Confesiones de un cuasi nonagenario.

EL ESCRIBIDOR AUTOR 45/Eugenio_Orellana 13 DE MAYO DE 2023 21:00 h
Clint Eastwood, en la película Cry Macho, de 2021.

Escribo esta nota al amanecer del 8 de mayo, día de mi cumpleaños. Y la escribo, partiendo de la declaración del actor estadounidense quien contestó cuando le preguntaron cómo era que, a su edad, siguiera trabajando como en sus mejores días. “Es que yo no dejo entrar al viejo” respondió. Yo no le voy tan atrás. Hoy estoy cumpliendo ochenta y nueve. Él “apenas” me lleva por cuatro años. Me he levantado poco antes de la seis de la mañana, me he venido a mi computadora y veremos qué sale de todo esto dentro de una hora o dos.



El viejo de Clint Eastwood es porfiado. El mío también. Cuando encuentra una plaza desguarnecida, arremete sin consideración; y a su paso, destruye todo lo que encuentra. Cuando, a diferencia de la primera, la plaza que ataca está bien protegida, adopta lo que podríamos aplicar en estos casos, “la guerra de guerrillas”. Busca los flancos más vulnerables y por ahí intenta entrar. Al cabello frondoso y de su color original, le lanza sus andanadas. Se lo lleva, total o parcialmente. O lo blanquea: “Las nieves del tiempo platearon mi sien”, cantó Gardel:



Volver, con la frente marchita



Las nieves del tiempo platearon mi sien



Sentir que es un soplo la vida



Que veinte años no es nada



Que febril la mirada,



Errante en las sombras



Te busca y te nombra



Vivir con el alma aferrada



A un dulce recuerdo



Que lloro otra vez”.



¡Tremendo este Gardel! Pero sigamos “deshojando margaritas” (otro tango para la historia).

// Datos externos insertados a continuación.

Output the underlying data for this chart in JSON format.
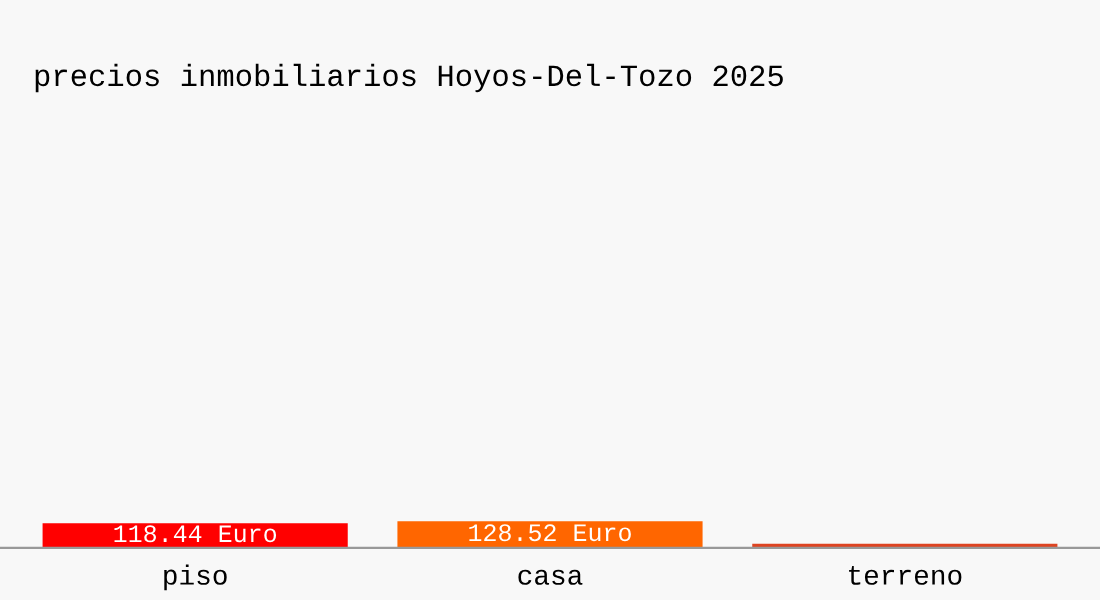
{
  "chart_data": {
    "type": "bar",
    "title": "precios inmobiliarios Hoyos-Del-Tozo 2025",
    "categories": [
      "piso",
      "casa",
      "terreno"
    ],
    "values": [
      118.44,
      128.52,
      20
    ],
    "value_labels": [
      "118.44 Euro",
      "128.52 Euro",
      null
    ],
    "colors": [
      "#ff0000",
      "#ff6600",
      "#dd4422"
    ],
    "grid": false,
    "legend": false
  }
}
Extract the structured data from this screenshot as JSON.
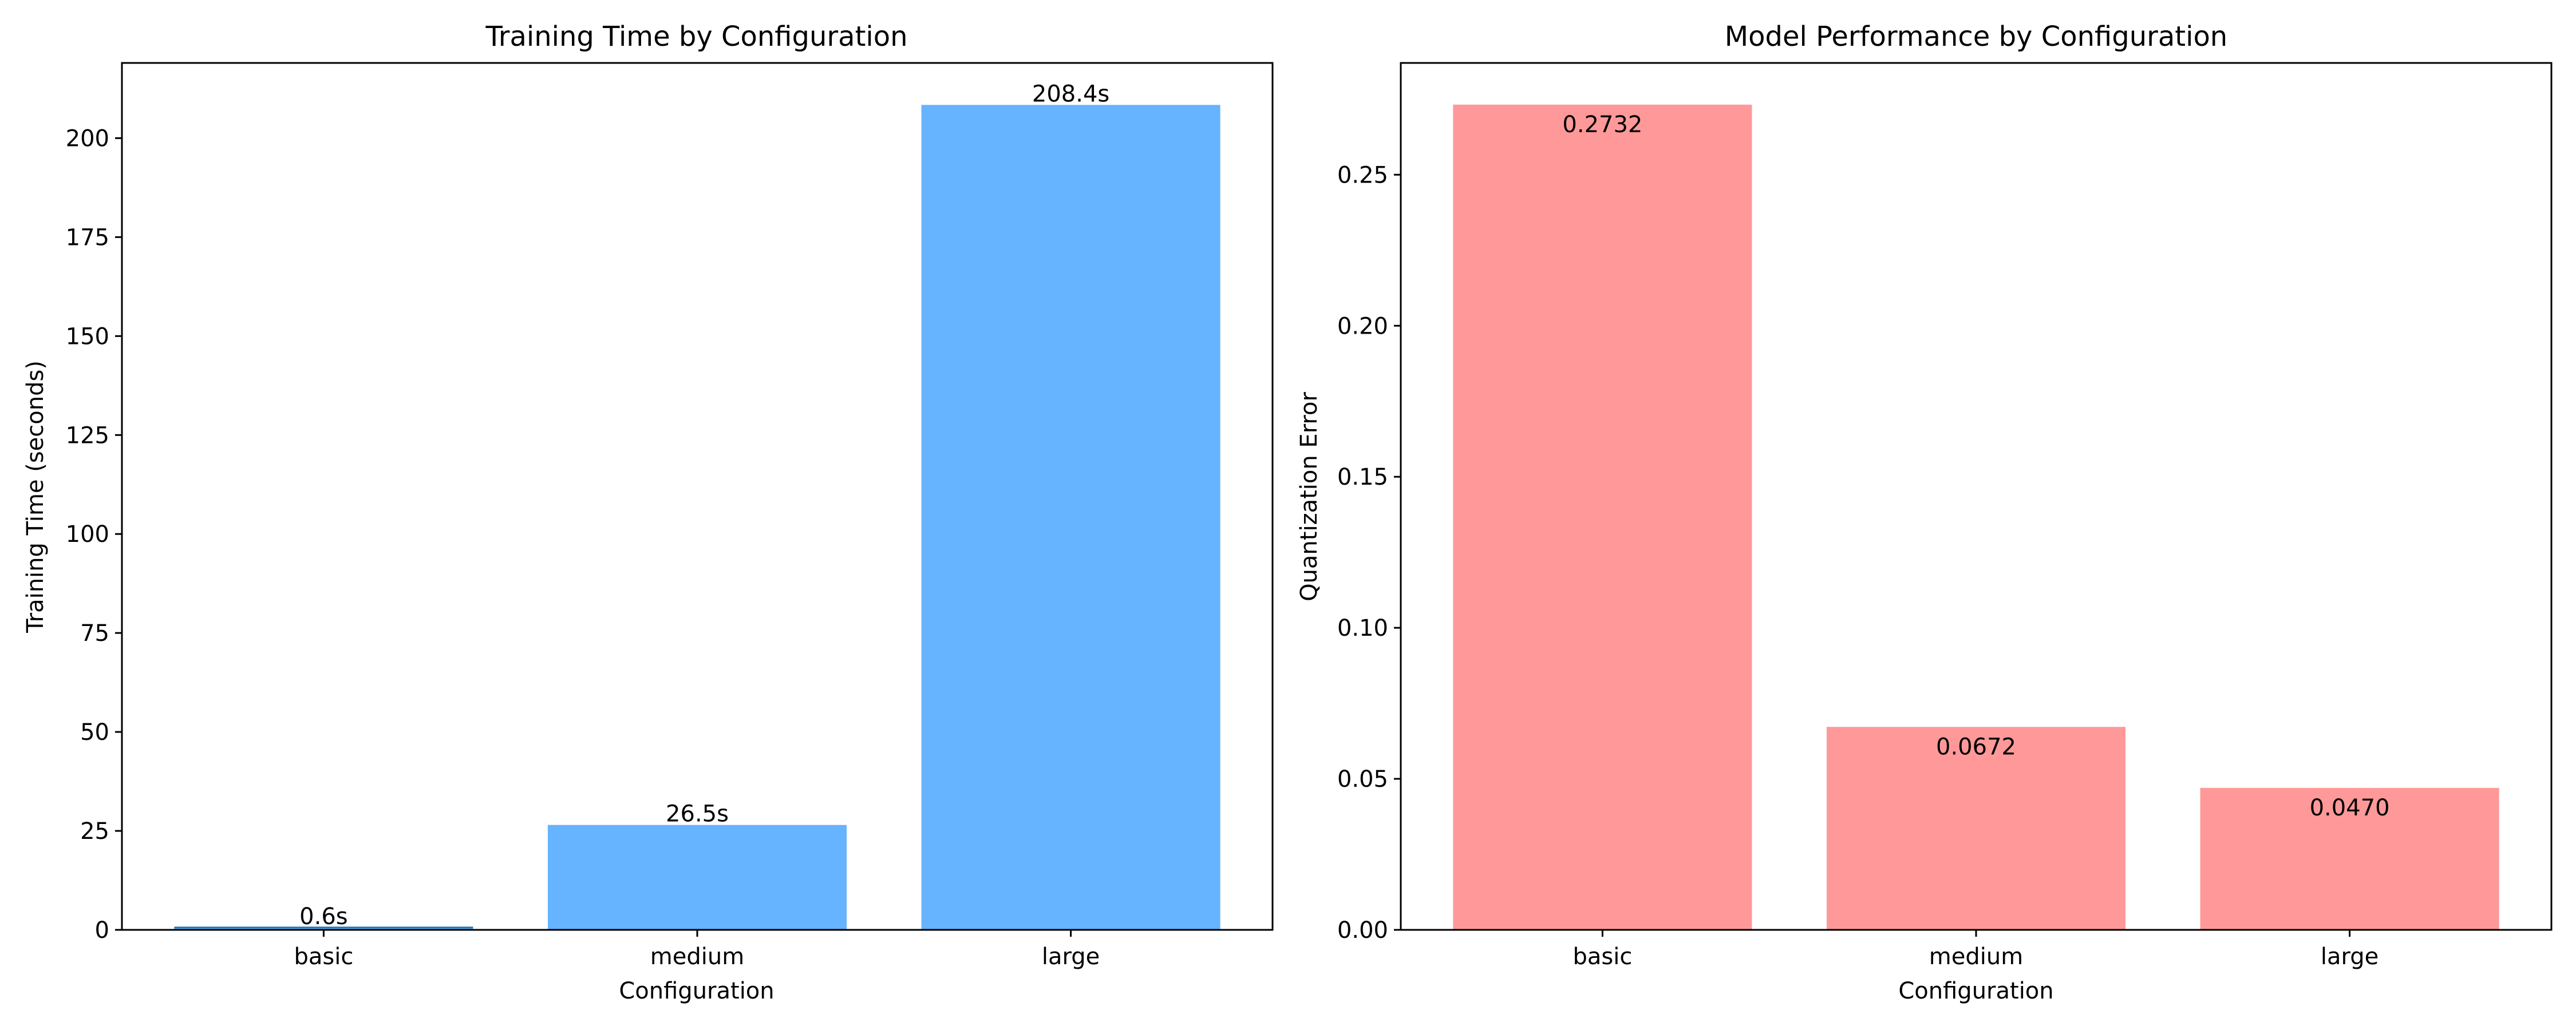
{
  "chart_data": [
    {
      "type": "bar",
      "title": "Training Time by Configuration",
      "xlabel": "Configuration",
      "ylabel": "Training Time (seconds)",
      "categories": [
        "basic",
        "medium",
        "large"
      ],
      "values": [
        0.6,
        26.5,
        208.4
      ],
      "value_labels": [
        "0.6s",
        "26.5s",
        "208.4s"
      ],
      "ylim": [
        0,
        219
      ],
      "yticks": [
        0,
        25,
        50,
        75,
        100,
        125,
        150,
        175,
        200
      ],
      "ytick_labels": [
        "0",
        "25",
        "50",
        "75",
        "100",
        "125",
        "150",
        "175",
        "200"
      ],
      "bar_color": "#66b3ff",
      "label_position": "above",
      "grid": false,
      "legend": "none"
    },
    {
      "type": "bar",
      "title": "Model Performance by Configuration",
      "xlabel": "Configuration",
      "ylabel": "Quantization Error",
      "categories": [
        "basic",
        "medium",
        "large"
      ],
      "values": [
        0.2732,
        0.0672,
        0.047
      ],
      "value_labels": [
        "0.2732",
        "0.0672",
        "0.0470"
      ],
      "ylim": [
        0,
        0.287
      ],
      "yticks": [
        0,
        0.05,
        0.1,
        0.15,
        0.2,
        0.25
      ],
      "ytick_labels": [
        "0.00",
        "0.05",
        "0.10",
        "0.15",
        "0.20",
        "0.25"
      ],
      "bar_color": "#ff9999",
      "label_position": "inside-top",
      "grid": false,
      "legend": "none"
    }
  ]
}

Como no puede entrar, el viejo ataca por los ojos y, además de quitarles el brillo de su juventud, obliga a hacer visitas frecuentes al oftalmólogo quien mediante mediciones rutinarias, manda lentes para seguir medio viendo. Y una vez conseguido este propósito, manda a otro pelotón de soldados especializados en la audición; a otros, especializados en asuntos dentales y a otros a quitarnos la lozanía del rostro. Clint Eastwood es un claro ejemplo de ello. Cuando lo vemos haciendo de las suyas, con el resto de un puro en la comisura de los labios, la mitad de la manta echada hacia sus espaldas y el sombrero bien plantado con unas alas que parecieran listas para emprender el vuelo en “El bueno, el malo y el feo”,1 lo admiramos por su presencia de galán imponente. Hoy día, mientras cubre todas las rendijas para que el viejo no entre, la lozanía de su faz está lejos de ser lo que fue. Pero con todo y eso, la pertinacia del viejo por entrar sigue encontrándose con la pertinacia de Eastwood. “¡Vos aquí no entrás!” Y punto. 2





“A mí me pasa lo mismo que a usted”, cantaba Palito Ortega (compositor y cantante argentino, 1965). Me miro en el espejo de Eastwood y me encuentro muy parecido a él. Casi calvo. Anteojos ópticos, prótesis dental, aparatos para oír la mitad de lo que oía antes que llegaran las nieves del tiempo. ¡Pero el viejo sigue sin poder entrar! Y no podrá entrar, ¡carajo”3 Mi sistema óseo ha perdido gran parte de su elasticidad por lo que me expongo a frecuentes caídas (y las tengo de todos los tamaños y colores), lo que ha llevado a que médicos y familiares me recomienden el uso del bastón, de un andador (burrito le llaman), o uno de esos cochecitos con ruedas que tú los vas empujando a pasito lento. Mi respuesta hasta ahora ha sido: “¡Váyanse al carajo!”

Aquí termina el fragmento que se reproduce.